Characteristics of the NANC post-stimulus ('rebound') contraction of the urinary bladder neck muscle in sheep.

作者信息

Thornbury K D, Donaghy K M, Peake J

机构信息

Department of Physiology, School of Biomedical Science, Queen's University of Belfast, Northern Ireland.

出版信息

Br J Pharmacol. 1995 Nov;116(5):2451-6. doi: 10.1111/j.1476-5381.1995.tb15095.x.

Abstract
  1. Strips of muscle from sheep bladder neck were set up for tension recording and subjected to electrical field stimulation (EFS) to stimulate their intramural nerves. 2. In the presence of atropine (1 microM) and guanethidine (1 microM), the response to 1 Hz EFS was biphasic, characterized by a relaxation during the stimulus period, followed by a post-stimulus contraction.
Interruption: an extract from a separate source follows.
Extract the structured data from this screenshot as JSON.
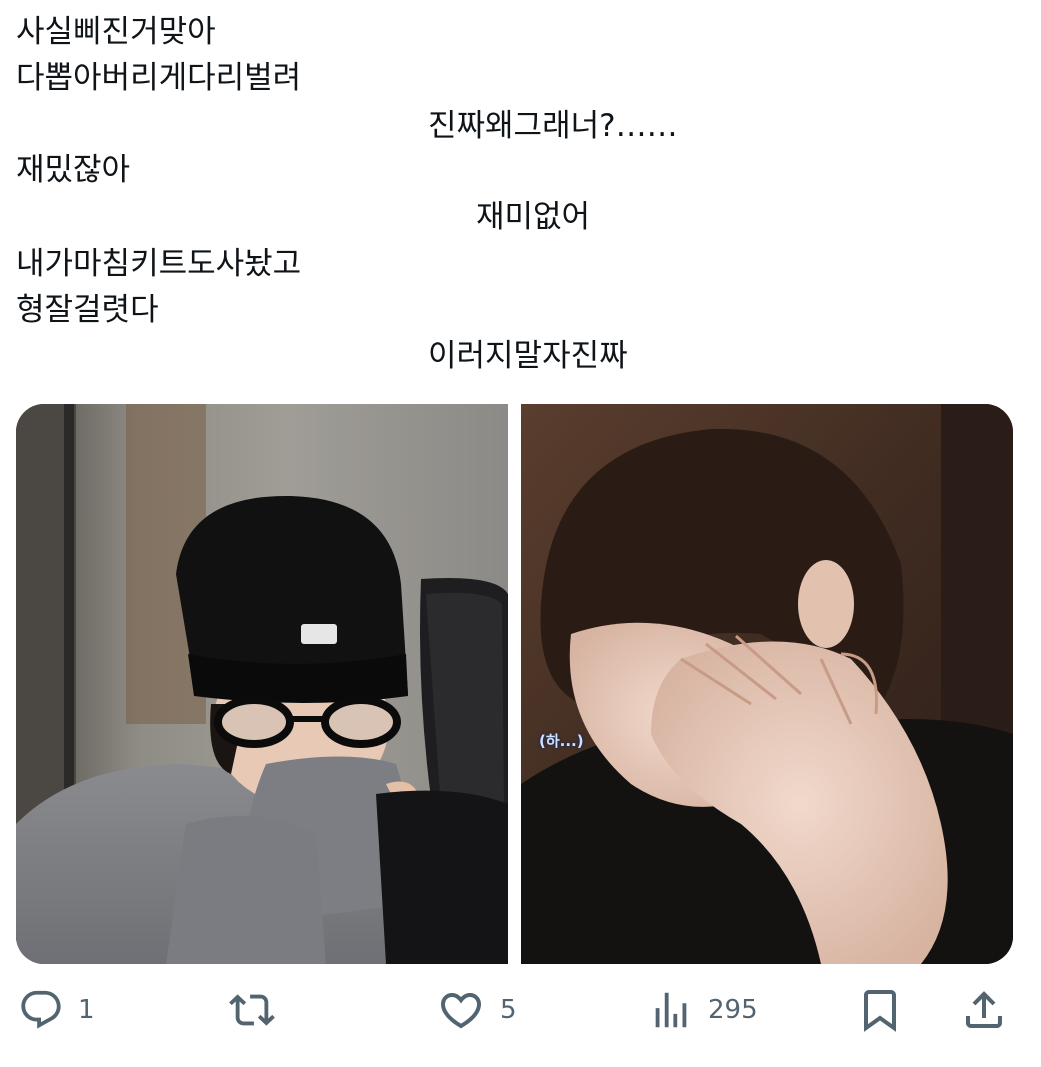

A similar biphasic response was also seen following bolus application of nitric oxide (NO). 3. In the absence of atropine and guanethidine, the relaxations were masked by contractions during stimulation; however, the post-stimulus contraction were unaffected. L-NAME (100 microM) blocked the post-stimulus contractions and L-arginine (1 mM) restored them, suggesting that they were NO-mediated. 4. M&B 22948, a phosphodiesterase inhibitor, prolonged the relaxations and abolished the post-stimulus contractions. This suggests that rapid removal of cyclic GMP is required for post-stimulus contraction to occur. 5. When the number of pulses in the stimulus train was kept constant, the size of the post-stimulus contraction increased as the duration of the preceding period of stimulation increased. Maximal post-stimulus contractions were obtained following stimulation for > 40 s. 6. The L-channel antagonist, nifedipine (1 microM) and verapamil (1 microM), had little effect on the amplitude of the post-stimulus contractions. 7. In contrast, ryanodine-(8 microM) reduced the post-stimulus contractions by over 90%. Caffeine (20 mM) also abolished the post-stimulus contractions and cyclopiazonic acid (CPA, 10 microM) reduced them by 76%. However, in the presence of CPA a slower post-stimulus contraction developed. Nifedipine (1 microM) reduced this by 40%. 8. In conclusion, these results support a role for NO in the post-stimulus contraction of the sheep bladder neck muscle. The post-stimulus contraction depends more on release of intracellular Ca2+, than Ca2+ influx through L-type channels.
摘要
  1. 取绵羊膀胱颈的肌肉条进行张力记录,并施加电场刺激(EFS)以刺激其壁内神经。2. 在阿托品(1微摩尔)和胍乙啶(1微摩尔)存在的情况下,对1赫兹EFS的反应呈双相性,其特征为刺激期出现松弛,随后是刺激后收缩。在一次性应用一氧化氮(NO)后也观察到类似的双相反应。3. 在没有阿托品和胍乙啶的情况下,刺激期间的松弛被收缩掩盖;然而,刺激后收缩不受影响。L-硝基精氨酸甲酯(L-NAME,100微摩尔)阻断刺激后收缩,L-精氨酸(1毫摩尔)使其恢复,这表明它们是由NO介导的。4. 磷酸二酯酶抑制剂M&B 22948延长了松弛时间并消除了刺激后收缩。这表明刺激后收缩的发生需要快速清除环磷酸鸟苷(cGMP)。5. 当刺激串中的脉冲数保持恒定时,刺激后收缩的大小随着先前刺激期持续时间的增加而增加。刺激超过40秒后可获得最大刺激后收缩。6. L型通道拮抗剂硝苯地平(1微摩尔)和维拉帕米(1微摩尔)对刺激后收缩的幅度影响很小。7. 相比之下,ryanodine(8微摩尔)使刺激后收缩减少超过90%。咖啡因(20毫摩尔)也消除了刺激后收缩,环匹阿尼酸(CPA,10微摩尔)使其减少76%。然而,在CPA存在的情况下,出现了较慢的刺激后收缩。硝苯地平(1微摩尔)使其减少40%。8. 总之,这些结果支持NO在绵羊膀胱颈肌肉刺激后收缩中起作用。刺激后收缩更多地依赖于细胞内Ca2+ 的释放,而不是通过L型通道的Ca2+ 内流。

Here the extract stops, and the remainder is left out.